注目の論文
トマトの疫病をスマートフォンで見つける
Nature Plants
2019年7月30日
Spotting tomato blight with a smartphone
スマートフォン利用型のセンサーを用いることで、トマト植物体の微生物感染を検出できることを示した報告が、今週掲載される。このシステムは、作物を弱らせる病害を早期に発見して、その病害へ対処する上で役立つ可能性がある。
作物の減収の20~40%は、植物の病害によって引き起こされている。疫病(late blight)は、Phytophthora infestansという微生物によって引き起こされる。P. infestansは、トマトやジャガイモの植物体にたちまち侵入し、処置しなければ数日でそれを枯死させる。有利な気象条件では瞬く間に広がり、広範囲の流行を生じることもある。最も顕著な例として、P. infestansは19世紀にアイルランドのジャガイモ飢饉を引き起こした。

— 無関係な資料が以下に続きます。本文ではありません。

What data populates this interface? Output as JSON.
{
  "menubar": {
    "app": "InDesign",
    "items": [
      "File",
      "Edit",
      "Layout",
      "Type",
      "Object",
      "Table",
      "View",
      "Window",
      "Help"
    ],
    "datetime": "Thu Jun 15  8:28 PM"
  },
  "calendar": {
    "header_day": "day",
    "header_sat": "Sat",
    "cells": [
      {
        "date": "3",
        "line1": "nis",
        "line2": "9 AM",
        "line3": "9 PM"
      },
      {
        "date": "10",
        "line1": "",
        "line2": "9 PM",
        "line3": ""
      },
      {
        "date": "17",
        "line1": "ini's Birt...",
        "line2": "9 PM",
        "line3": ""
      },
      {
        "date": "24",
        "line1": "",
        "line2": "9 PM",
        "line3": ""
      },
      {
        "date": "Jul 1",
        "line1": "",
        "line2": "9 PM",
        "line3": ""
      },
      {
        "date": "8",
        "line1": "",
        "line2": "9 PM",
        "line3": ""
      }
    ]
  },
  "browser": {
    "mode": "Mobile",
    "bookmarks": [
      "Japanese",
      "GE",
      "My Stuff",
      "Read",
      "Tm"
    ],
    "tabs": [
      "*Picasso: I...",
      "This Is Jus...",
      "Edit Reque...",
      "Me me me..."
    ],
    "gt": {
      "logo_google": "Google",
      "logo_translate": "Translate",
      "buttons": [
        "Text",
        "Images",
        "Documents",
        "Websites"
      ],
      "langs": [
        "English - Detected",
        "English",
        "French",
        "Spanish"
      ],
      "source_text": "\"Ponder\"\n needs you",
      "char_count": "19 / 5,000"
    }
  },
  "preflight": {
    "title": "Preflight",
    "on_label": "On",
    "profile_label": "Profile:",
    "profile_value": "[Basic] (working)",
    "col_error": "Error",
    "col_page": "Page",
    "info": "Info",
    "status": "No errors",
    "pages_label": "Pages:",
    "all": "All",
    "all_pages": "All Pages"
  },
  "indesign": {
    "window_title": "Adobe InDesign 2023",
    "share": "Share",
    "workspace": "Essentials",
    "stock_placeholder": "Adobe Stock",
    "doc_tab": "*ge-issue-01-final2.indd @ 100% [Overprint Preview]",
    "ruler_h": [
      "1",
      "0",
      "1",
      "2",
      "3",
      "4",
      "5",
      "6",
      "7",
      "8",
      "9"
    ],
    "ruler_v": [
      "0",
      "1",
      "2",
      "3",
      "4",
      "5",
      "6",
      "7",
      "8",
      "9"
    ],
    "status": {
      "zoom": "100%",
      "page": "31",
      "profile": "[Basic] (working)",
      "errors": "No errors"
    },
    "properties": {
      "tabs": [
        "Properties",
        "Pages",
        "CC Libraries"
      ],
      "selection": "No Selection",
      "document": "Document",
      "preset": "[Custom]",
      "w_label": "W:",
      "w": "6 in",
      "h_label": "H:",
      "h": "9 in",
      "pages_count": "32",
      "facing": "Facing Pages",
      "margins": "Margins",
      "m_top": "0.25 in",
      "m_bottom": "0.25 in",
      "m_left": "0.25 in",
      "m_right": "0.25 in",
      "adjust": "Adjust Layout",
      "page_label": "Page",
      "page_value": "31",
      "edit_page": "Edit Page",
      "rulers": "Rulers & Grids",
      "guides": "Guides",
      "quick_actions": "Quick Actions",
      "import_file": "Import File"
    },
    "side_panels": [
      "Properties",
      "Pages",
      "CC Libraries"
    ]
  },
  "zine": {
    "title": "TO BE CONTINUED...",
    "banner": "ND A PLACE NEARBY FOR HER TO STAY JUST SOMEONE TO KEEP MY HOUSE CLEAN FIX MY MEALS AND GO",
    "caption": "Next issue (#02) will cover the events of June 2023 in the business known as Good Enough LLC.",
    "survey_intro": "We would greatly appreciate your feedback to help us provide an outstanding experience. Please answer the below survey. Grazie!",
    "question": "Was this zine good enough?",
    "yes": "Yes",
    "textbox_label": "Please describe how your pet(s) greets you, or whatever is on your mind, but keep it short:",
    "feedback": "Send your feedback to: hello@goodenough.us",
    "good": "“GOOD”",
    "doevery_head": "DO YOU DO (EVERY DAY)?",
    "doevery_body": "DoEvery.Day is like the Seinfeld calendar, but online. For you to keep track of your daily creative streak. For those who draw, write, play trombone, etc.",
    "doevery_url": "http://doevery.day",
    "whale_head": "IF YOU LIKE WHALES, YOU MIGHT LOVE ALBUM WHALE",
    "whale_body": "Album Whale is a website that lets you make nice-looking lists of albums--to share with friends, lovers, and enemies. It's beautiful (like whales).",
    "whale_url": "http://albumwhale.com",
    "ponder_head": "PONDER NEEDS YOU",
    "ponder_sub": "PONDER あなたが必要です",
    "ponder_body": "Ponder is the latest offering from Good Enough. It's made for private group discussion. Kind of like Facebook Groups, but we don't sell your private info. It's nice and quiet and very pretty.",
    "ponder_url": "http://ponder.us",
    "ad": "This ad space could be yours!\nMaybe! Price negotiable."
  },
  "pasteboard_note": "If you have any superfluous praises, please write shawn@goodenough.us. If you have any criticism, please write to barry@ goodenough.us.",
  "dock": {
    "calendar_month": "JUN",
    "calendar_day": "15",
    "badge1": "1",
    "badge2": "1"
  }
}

今回、Qingshan Weiたちは、感染から2日以内にトマトの疫病を検出することができるセンサーを開発した。研究チームは、感染した植物の葉が産生する揮発性有機化合物と反応する化学修飾金ナノ粒子を用いた。その反応によって、色の変化が生じ、それがスマートフォンのカメラで捉えられる。このデバイスは、盲検試験において、疫病を95%の正確度で検出することができた。
Weiたちは、この技術が、症状が目に見えないうちに疫病を検出し得ることを明らかにしている。これによって、疫病の蔓延を予防するための初期対応が可能になるかもしれない。Weiたちは、別の比色指示薬と組み合わせれば他の作物病害にも利用可能なのではないかと述べている。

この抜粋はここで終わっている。